Another idea to really focus on is stop with the marquee names.  Ricochet should be on 205Live.  Ethan Carter III should be on SmackDown.  Adam Cole should be on RAW.  These guys are too good and are wasting too much time in the minors doing noting of importance.  Let the guys you’re developing in the Performance Center work in NXT.  Your Velveteen Dreams, Lars Sullivans, Sayna Bazslers, and others should be the focus on NXT.  Focusing on this, letting NXT be a developmental like it should of been all along, allows you to recoup more costs by having your more expensive talent work the main roster where they can make more money for the company, and even out that nut.

 

Fix the Booking
– This is obvious and it’s so painfully obvious and if they just fixed the mentality for booking, their shows would be must see.  NXT thrives in it’s place because it limits the amount of this stuff.  Sure the scripted promos are still there, but most of those talent need that.  Yet, they don’t hammer home rematches, they don’t over abuse hot-shotting of titles.  They let the process play out.  Vince doens’t.  Vince just books the same shit over and over and over again.  It’s so bad that when something not standard with the production happens, fans overreact to it and hype it  up as this amazing thing.   Why?  Because they’re so used to terrible shit.

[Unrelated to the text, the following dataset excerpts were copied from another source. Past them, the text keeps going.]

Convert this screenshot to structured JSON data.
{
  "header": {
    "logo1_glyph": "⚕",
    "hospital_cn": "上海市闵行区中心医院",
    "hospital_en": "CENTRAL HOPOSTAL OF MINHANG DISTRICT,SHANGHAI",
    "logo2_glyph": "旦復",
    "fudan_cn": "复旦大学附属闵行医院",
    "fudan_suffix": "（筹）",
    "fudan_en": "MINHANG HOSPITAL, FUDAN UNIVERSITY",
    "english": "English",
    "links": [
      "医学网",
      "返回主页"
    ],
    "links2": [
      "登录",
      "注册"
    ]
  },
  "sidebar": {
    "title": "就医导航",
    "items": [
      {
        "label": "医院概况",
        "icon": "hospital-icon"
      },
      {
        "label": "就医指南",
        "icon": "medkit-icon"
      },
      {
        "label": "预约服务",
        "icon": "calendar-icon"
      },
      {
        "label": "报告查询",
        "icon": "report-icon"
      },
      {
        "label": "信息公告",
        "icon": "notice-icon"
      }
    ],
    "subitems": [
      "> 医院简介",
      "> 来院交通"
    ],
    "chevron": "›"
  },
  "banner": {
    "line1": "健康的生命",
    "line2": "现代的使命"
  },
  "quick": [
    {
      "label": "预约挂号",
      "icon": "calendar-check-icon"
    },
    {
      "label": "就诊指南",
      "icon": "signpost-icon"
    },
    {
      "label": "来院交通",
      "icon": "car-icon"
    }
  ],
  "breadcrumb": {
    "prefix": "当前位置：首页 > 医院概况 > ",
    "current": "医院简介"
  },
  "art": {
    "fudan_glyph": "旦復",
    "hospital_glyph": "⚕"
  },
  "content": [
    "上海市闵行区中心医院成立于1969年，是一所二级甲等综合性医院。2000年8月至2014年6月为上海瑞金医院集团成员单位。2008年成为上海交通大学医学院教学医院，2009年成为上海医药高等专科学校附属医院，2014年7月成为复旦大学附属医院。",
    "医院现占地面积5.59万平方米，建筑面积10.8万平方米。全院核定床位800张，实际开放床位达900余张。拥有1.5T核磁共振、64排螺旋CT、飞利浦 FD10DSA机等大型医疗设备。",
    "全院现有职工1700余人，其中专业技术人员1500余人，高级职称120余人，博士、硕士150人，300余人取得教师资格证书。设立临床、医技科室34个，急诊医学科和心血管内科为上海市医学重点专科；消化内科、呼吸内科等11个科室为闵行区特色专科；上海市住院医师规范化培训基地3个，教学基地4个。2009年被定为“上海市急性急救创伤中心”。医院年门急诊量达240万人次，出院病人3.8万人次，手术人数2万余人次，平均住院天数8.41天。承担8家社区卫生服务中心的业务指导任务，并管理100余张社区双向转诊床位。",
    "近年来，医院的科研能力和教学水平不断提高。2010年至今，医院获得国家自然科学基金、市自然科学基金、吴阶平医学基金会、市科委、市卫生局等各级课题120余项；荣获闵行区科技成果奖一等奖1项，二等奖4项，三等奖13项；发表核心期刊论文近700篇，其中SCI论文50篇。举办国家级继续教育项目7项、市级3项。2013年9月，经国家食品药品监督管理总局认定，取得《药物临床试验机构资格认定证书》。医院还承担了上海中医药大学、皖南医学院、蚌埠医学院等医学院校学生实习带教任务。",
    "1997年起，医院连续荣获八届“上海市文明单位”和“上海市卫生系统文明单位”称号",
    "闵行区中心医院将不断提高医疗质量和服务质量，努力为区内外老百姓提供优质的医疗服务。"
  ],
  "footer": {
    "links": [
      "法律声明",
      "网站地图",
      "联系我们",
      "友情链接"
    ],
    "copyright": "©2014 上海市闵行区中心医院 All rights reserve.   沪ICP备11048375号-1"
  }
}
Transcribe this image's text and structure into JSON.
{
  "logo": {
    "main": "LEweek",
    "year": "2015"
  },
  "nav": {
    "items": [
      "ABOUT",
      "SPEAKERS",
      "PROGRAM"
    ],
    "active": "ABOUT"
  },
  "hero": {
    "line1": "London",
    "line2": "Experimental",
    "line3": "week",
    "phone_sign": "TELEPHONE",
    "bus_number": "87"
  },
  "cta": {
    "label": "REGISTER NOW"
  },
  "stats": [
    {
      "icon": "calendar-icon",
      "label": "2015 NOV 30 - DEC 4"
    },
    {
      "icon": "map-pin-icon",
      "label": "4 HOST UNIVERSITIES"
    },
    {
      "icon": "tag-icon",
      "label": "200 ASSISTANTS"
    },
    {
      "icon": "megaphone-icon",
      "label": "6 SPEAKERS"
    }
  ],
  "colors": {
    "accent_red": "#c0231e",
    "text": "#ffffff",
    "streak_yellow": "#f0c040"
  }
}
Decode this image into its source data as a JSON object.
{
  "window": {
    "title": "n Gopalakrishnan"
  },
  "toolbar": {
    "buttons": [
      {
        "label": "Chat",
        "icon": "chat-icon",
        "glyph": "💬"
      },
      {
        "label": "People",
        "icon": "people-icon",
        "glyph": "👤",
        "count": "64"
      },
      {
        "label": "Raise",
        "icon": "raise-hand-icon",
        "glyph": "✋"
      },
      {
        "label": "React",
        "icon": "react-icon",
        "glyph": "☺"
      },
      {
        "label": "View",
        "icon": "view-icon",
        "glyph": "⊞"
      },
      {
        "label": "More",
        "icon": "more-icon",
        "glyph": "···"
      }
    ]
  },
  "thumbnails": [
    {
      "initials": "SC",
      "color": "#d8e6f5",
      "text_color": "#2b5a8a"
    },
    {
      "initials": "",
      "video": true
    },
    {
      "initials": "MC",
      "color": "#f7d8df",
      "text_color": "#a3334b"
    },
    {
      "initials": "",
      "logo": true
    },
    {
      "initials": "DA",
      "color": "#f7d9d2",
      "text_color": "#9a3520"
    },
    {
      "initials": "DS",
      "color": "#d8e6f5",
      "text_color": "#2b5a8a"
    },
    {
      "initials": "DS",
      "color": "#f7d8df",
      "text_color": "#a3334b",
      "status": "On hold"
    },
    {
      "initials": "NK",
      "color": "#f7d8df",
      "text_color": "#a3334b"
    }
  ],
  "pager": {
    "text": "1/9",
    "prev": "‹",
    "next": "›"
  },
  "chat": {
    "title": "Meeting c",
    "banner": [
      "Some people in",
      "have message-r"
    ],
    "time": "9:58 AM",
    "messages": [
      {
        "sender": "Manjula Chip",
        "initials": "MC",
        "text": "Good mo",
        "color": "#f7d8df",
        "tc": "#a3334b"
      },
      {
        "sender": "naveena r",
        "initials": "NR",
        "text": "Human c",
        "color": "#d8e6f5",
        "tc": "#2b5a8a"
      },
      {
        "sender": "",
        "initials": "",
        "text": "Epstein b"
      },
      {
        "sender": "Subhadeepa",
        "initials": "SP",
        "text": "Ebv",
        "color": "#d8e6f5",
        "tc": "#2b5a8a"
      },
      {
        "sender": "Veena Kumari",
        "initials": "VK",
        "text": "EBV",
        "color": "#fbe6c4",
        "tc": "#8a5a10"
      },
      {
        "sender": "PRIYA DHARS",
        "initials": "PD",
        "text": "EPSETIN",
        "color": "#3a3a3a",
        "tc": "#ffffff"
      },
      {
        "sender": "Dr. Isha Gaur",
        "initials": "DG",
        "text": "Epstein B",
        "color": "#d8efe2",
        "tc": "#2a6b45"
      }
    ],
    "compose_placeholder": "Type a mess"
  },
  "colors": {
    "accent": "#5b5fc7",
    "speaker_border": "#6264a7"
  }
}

So first thing to fix the main roster, lay off the scripted promos.  Now, a lot of guys may need help, so maybe don’t get rid of them completely but there’s no reason guys like Daniel Bryan, Samoa Joe, Elias or other great talkers need to cut promos off of a piece of paper.  Some others need it, like Roman Reigns.  Putting a little spit and some anger into these promos would be amazing, but Vince likes fat jokes.  So….

Lay off the rematches needs to be next.  Okada and Omega had three matches in eight months and Omega hated that.  Think about how he’d feel if they had to do that over the course of three weeks?    It’d kill any hype the feud had.  That’s what the WWE does ad nauseam.  We don’t need to see Roman Reigns against Seth Rollins for three straight weeks.  This also goes hand in hand, but don’t give away major matches on RAW or SmackDown for no reason.  Just stop it.  Even if it’s a two minute DQ finish like Styles/Bryan from SmackDown a few weeks back.  Don’t do it.  Don’t fuck with what works.  Big build up matches on their specials sell.  It’s also not a bad idea to do more 3 vs. 3 or 4 vs. 4 type matches.  NJPW sells two or three singles matches for their non-major events and loads up with tag team matches.  Which isn’t a bad idea.  How interesting would it be to see John Cena and The Fashion Police taking on Randy Orton and the Ascension?  That’d be hilariously odd.

Also, and most obviously, stop hot-shotting titles.  Now, that doesn’t mean getting rid of short reigns.  Short reigns help emphasize how hard it is to hold the belt.  So that’s not something to get rid of.  However, by hot-shotting I mean moving the belt from person to person with no purpose.  A title change should mean something for some reason.  It should never be done just because.  It shouldn’t be something to do just to ‘pop the crowd’.  If you can’t work a good enough match to pop the crowd on your own, then you’ve failed before you ever steppe in the ring.  Cena dropping the US title to Alberto Del Rio back during his US Title Open Challenge is the exact definition of hot-shotting.  It served no one any good.  Cena should of dropped the belt to a guy who needed the rub.  Not Del Rio, who only beat Cena to write him off t.v.